We then moved on to other fermented drinks and Salla recounted her experiments with Kvass, while sitting in her garden, cutting ginger and roots. The kvass fermentation starts with bread, rye is used traditionally. The german word for something similar literally is “Brottrunk”. Root beer also has a very popcultural background as in Enid Blyton’s detective stories “5 friends solved crimes and had root beer”. But neither Enid Blyton in Britain, nor Salla in Helsinki had Sassafras roots at hand, from which the root beer is made. So together with a friend in the UK, Salla tried to find “ingredients that grow where I lived”. They ended up with a mix of dandelions and burdock. Reaching behind her, Salla shows us the fresh cut dandelions and the giant and sturdy looking leaves of the burdock. While proceeding to cut some roots Salla tells us to use “a little bit of the old liquid to kickstart it”. For the root beer the ancestors bring power to the next generations.

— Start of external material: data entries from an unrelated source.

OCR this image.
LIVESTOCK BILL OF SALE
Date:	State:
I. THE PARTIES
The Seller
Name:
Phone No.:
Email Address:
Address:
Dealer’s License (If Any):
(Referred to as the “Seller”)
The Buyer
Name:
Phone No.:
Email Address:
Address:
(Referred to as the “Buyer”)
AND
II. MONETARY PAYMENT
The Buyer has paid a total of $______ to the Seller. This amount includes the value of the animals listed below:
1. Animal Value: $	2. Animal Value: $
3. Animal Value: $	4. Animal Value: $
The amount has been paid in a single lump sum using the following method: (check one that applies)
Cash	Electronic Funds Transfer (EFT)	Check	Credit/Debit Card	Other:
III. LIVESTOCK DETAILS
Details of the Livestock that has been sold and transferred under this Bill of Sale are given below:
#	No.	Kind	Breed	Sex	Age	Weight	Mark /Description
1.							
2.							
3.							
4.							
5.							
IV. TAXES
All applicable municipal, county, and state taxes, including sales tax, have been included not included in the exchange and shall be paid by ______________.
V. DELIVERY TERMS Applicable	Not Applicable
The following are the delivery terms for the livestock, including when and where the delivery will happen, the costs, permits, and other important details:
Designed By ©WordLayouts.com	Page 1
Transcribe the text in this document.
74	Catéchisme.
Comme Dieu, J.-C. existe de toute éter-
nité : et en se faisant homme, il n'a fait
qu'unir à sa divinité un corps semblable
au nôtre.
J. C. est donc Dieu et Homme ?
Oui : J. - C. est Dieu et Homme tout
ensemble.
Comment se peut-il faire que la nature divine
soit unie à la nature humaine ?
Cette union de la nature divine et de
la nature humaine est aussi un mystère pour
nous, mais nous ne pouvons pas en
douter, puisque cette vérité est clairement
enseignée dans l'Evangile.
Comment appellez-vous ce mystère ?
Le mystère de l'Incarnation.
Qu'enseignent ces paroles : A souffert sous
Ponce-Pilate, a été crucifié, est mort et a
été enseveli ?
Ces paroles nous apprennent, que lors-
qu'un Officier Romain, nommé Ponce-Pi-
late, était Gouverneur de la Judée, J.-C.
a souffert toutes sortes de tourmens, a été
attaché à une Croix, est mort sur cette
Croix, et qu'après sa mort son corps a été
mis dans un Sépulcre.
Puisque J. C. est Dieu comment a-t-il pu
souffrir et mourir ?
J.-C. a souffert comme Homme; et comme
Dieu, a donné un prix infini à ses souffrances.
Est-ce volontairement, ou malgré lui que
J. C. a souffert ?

Salla had a tasting competition with friends in which ginger bug, kvass, root beer and water kefir where competing. The Dandelion burdock root beer won because it had “the most diverse and rich and complex flavour”. She recommended us a recipe from the Guardian (however, Salla doesn’t cook up the roots to sterilize them).2 The local aspect of it was also a huge plus. It’s fascinating to see Salla use all the parts of the dandelions “the leaves for lunch in my salad, the buds pickled in the summer. One batch went blue, one went really tasty. It’s always a mystery what happens inside the jar”. The dandelion capers, which is the term for their buds, should be used before they open. The leaves are tastier when they’re still young and tender. For the root it doesn’t make much of a difference. Burdock is recommended to get in the earlier part of the year “where the energy is still in the roots”.
Fermentation is a great way to preserve locally available food, without taking up space in the fridge. We talked about how we often forget about the treasures growing in our own backyard, woods, even besides the streets. “For me, it’s about food self-sufficiency” Salla ends. Caring and being entangled with roots, leaves, grains. We transfer the ecologies from a jar into our own bodies, where it again intraacts with our insides. For me every workshop on fermentation is a take on how to live with and inside bacteria cultures, where the borders between human and non-human dissolves into liquid – very tasty liquid.